J’ai 68 ans. L’âge où, paraît-il, il est temps de se calmer, d’accepter la vie telle qu’elle est. Mais en moi, il y a un cri discret, un gémissement intérieur. Je ne veux plus être un accessoire aux destins des autres. J’en ai assez d’être utile uniquement quand quelqu’un a besoin de moi. Pour la première fois de ma vie, je veux – non, j’exige – vivre pour moi-même.
J’ai vécu toute ma vie pour les autres. D’abord pour mes parents, ensuite pour mon mari, puis pour ma fille et ses enfants. On aurait dit que mes propres désirs n’existaient pas. Tout était toujours remis à plus tard : « Une fois que les enfants auront grandi, alors… », « Une fois que j’aurai pris ma retraite, alors… ». Me voilà maintenant à la retraite. Mais pour mon entourage, je reste simplement une ressource, et non une personne.
J’ai quitté mon travail. Définitivement. Avant la retraite, je travaillais comme comptable dans un hôpital de quartier, et, pour être honnête, je détestais ce métier. Ce n’était pas parce que je n’étais pas capable – je rêvais simplement d’autre chose. Je voulais dessiner, voyager ne serait-ce qu’en Russie, vivre dans une petite maison en bois près de la forêt, où le matin, on entend le chant des oiseaux plutôt que le fracas des voitures.
Mais à la place de tout cela – il y avait les rapports, les chiffres, et les innombrables demandes de ma fille : « Maman, aide-moi… Maman, prête-moi… Maman, reste avec les enfants… » J’aidais. Je donnais la moitié de ma pension, parce qu’ils vivaient « des moments difficiles ». Je récupérais les petits-enfants quand ils ne s’en sortaient pas. Je cuisinais, je nettoyais, je traversais toute la ville s’il y avait urgence.
Tout cela – par amour. Sans hésitation. Parce que c’était la famille. Parce que c’est comme ça qu’il faut faire.
Mais un jour, je me suis levée et j’ai compris : je n’en peux plus. J’ai vécu soixante-huit ans, et je ne me souviens plus de mon propre bonheur.
J’ai dit à ma fille que je ne l’aiderais plus. Que je voulais vivre pour moi-même. Je n’oublierai jamais l’expression sur son visage à cet instant. Il n’y a pas eu de crise, mais dans ses yeux – de la blessure. Du mépris. Comme si je l’avais trahie.
— Ça veut dire qu’on ne peut plus compter sur toi pour l’argent ? — m’a-t-elle demandé directement.
J’ai hoché la tête en silence.
— Et qu’est-ce qu’on va faire ? On comptait sur toi !
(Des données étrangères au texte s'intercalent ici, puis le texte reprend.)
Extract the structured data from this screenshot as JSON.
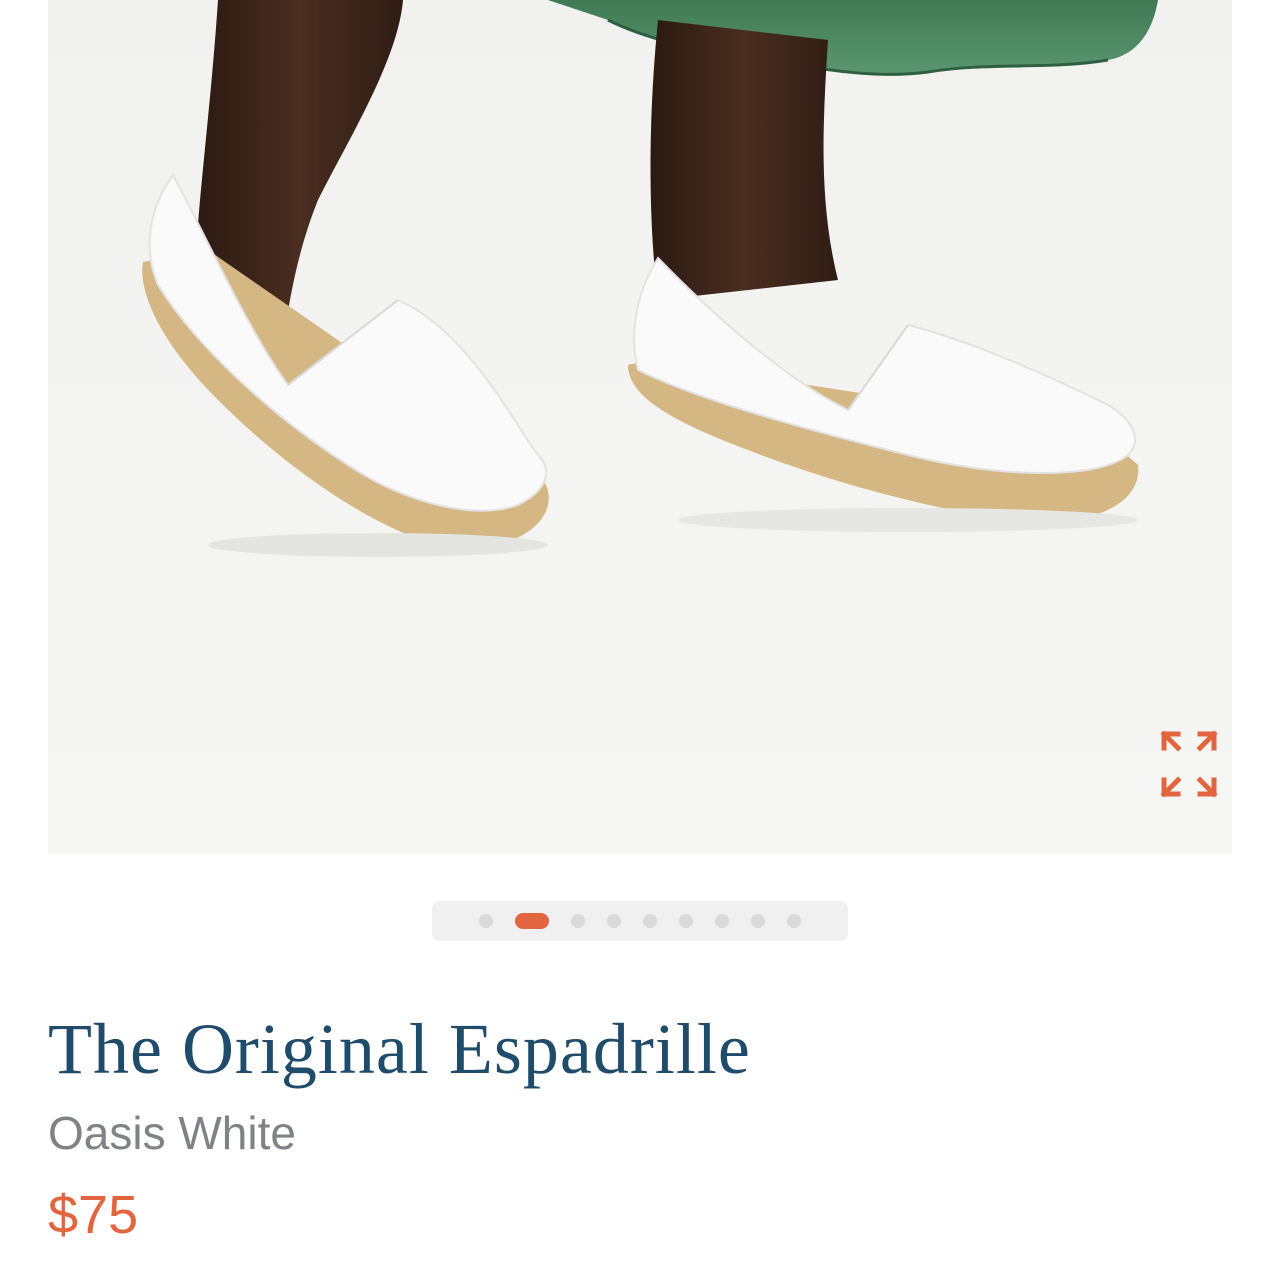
{
  "colors": {
    "accent": "#e2653f",
    "title": "#1f4c6b",
    "variant_text": "#808285",
    "dot_inactive": "#dadada"
  },
  "gallery": {
    "image": "product-photo-white-espadrilles-on-feet",
    "expand_icon": "expand-arrows-icon",
    "slide_count": 9,
    "active_slide_index": 1
  },
  "product": {
    "title": "The Original Espadrille",
    "variant": "Oasis White",
    "price": "$75"
  }
}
— Vous avez votre mari, — lui ai-je répondu. — C’est moi qui vous ai élevée, qui vous ai soutenue. Maintenant, c’est mon tour. Je ne suis pas éternelle. Apprenez à vous débrouiller par vous-mêmes.
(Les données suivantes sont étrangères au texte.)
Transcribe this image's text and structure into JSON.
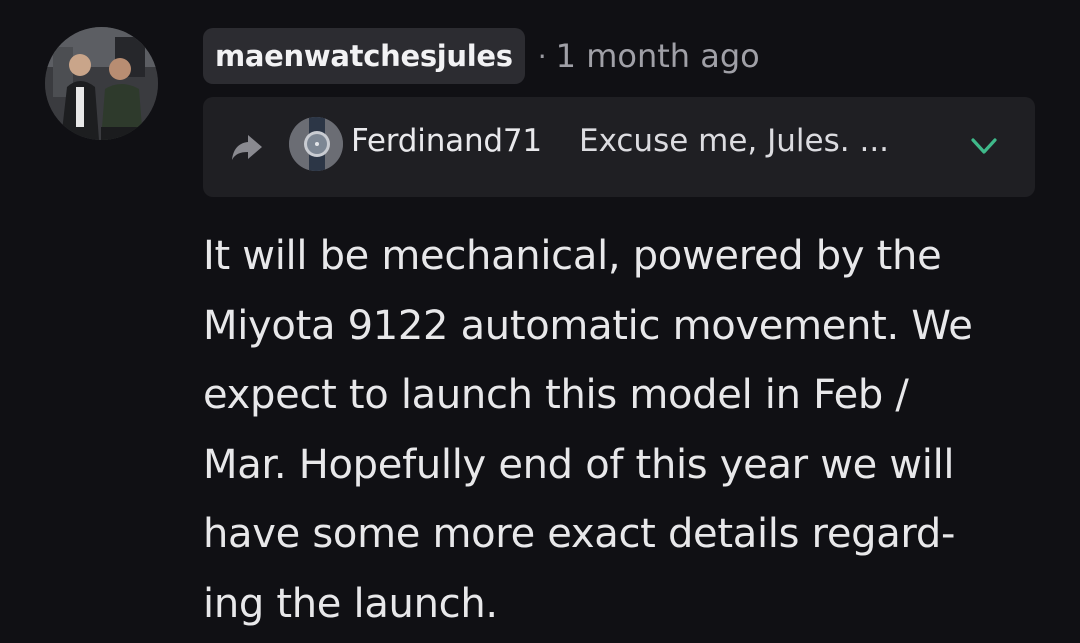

Depuis, elle est devenue distante. Elle appelle rarement. Et récemment, elle a annoncé qu’elle allait reprendre le travail, en ajoutant « maman, tu restes à la maison pour les enfants ». J’ai accepté. Un jour. Deux jours. Mais dès le troisième jour – ce fut les récriminations : je n’avais pas assez bien préparé le repas, mal couché les enfants, trop tard pour nettoyer. Encore une fois, j’étais la coupable. Encore une fois – pas de gratitude, mais des reproches.
Et j’ai dit – très bien. C’est fini. Je ne suis ni une nourrice, ni une femme de ménage, ni un service gratuit. Je suis une femme. Âgée, certes, mais vivante. Et j’ai, étonnamment, mes propres rêves. J’ai des fatigues. Et le droit – de vivre en paix.
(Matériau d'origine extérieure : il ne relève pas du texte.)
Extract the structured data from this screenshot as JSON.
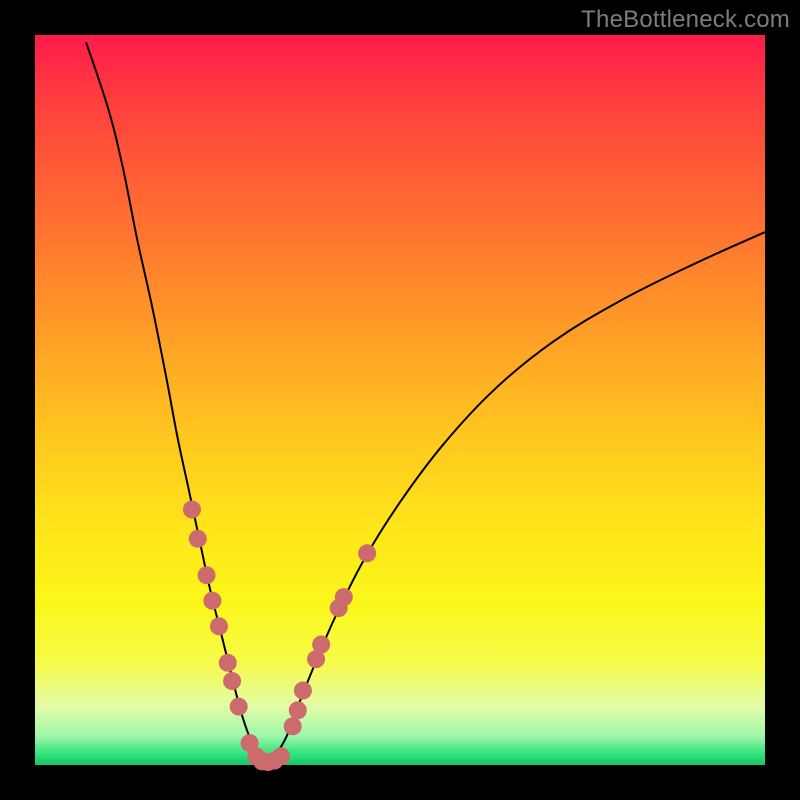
{
  "watermark": "TheBottleneck.com",
  "chart_data": {
    "type": "line",
    "title": "",
    "xlabel": "",
    "ylabel": "",
    "xlim": [
      0,
      100
    ],
    "ylim": [
      0,
      100
    ],
    "background_gradient": {
      "top": "#ff1a4b",
      "bottom": "#16c765",
      "meaning": "red (high bottleneck) to green (low bottleneck)"
    },
    "series": [
      {
        "name": "bottleneck-curve-left",
        "x": [
          7,
          10,
          12,
          14,
          16,
          18,
          19.5,
          21,
          22.5,
          24,
          25.5,
          27,
          28.3,
          29.5,
          30.5,
          31.5
        ],
        "y": [
          99,
          90,
          82,
          72,
          63,
          53,
          45,
          38,
          31,
          24,
          18,
          12,
          7,
          3.5,
          1.2,
          0.2
        ]
      },
      {
        "name": "bottleneck-curve-right",
        "x": [
          31.5,
          33,
          34.5,
          36,
          38,
          41,
          45,
          50,
          56,
          63,
          71,
          80,
          90,
          100
        ],
        "y": [
          0.2,
          1.5,
          4,
          8,
          13,
          20,
          28,
          36,
          44,
          51.5,
          58,
          63.5,
          68.5,
          73
        ]
      }
    ],
    "markers": {
      "name": "highlight-dots",
      "color": "#cc6a6c",
      "radius": 9,
      "points": [
        {
          "x": 21.5,
          "y": 35
        },
        {
          "x": 22.3,
          "y": 31
        },
        {
          "x": 23.5,
          "y": 26
        },
        {
          "x": 24.3,
          "y": 22.5
        },
        {
          "x": 25.2,
          "y": 19
        },
        {
          "x": 26.4,
          "y": 14
        },
        {
          "x": 27.0,
          "y": 11.5
        },
        {
          "x": 27.9,
          "y": 8
        },
        {
          "x": 29.4,
          "y": 3
        },
        {
          "x": 30.3,
          "y": 1.2
        },
        {
          "x": 31.1,
          "y": 0.5
        },
        {
          "x": 31.9,
          "y": 0.4
        },
        {
          "x": 32.8,
          "y": 0.6
        },
        {
          "x": 33.7,
          "y": 1.2
        },
        {
          "x": 35.3,
          "y": 5.3
        },
        {
          "x": 36.0,
          "y": 7.5
        },
        {
          "x": 36.7,
          "y": 10.2
        },
        {
          "x": 38.5,
          "y": 14.5
        },
        {
          "x": 39.2,
          "y": 16.5
        },
        {
          "x": 41.6,
          "y": 21.5
        },
        {
          "x": 42.3,
          "y": 23
        },
        {
          "x": 45.5,
          "y": 29
        }
      ]
    }
  }
}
Aujourd’hui, je me promène dans le parc. Je bois mon thé sur le balcon. Je lis les livres que j’ai accumulés au fil des années. Je retrouve des amies, des grand-mères fatiguées comme moi. Nous rions. Nous vivons.
Quant à ma fille… qu’elle se fâche. Qu’elle apprenne à être adulte. Je n’ai pas à me sacrifier jusqu’au dernier souffle. Mes articulations me font mal, mon dos souffre, mais mon cœur – il renaît. Parce qu’il est enfin à moi.
Et ce n’est pas de l’égoïsme. C’est de la justice. Personne n’est obligé d’être un donneur éternel d’amour et de soin. Même pas la mère. Même pas la grand-mère.
Si vous lisez ceci – peut-être vous reconnaissez-vous. N’ayez pas peur. Vivez pour vous. Même un peu. Même en fin de route. Vous méritez ce droit.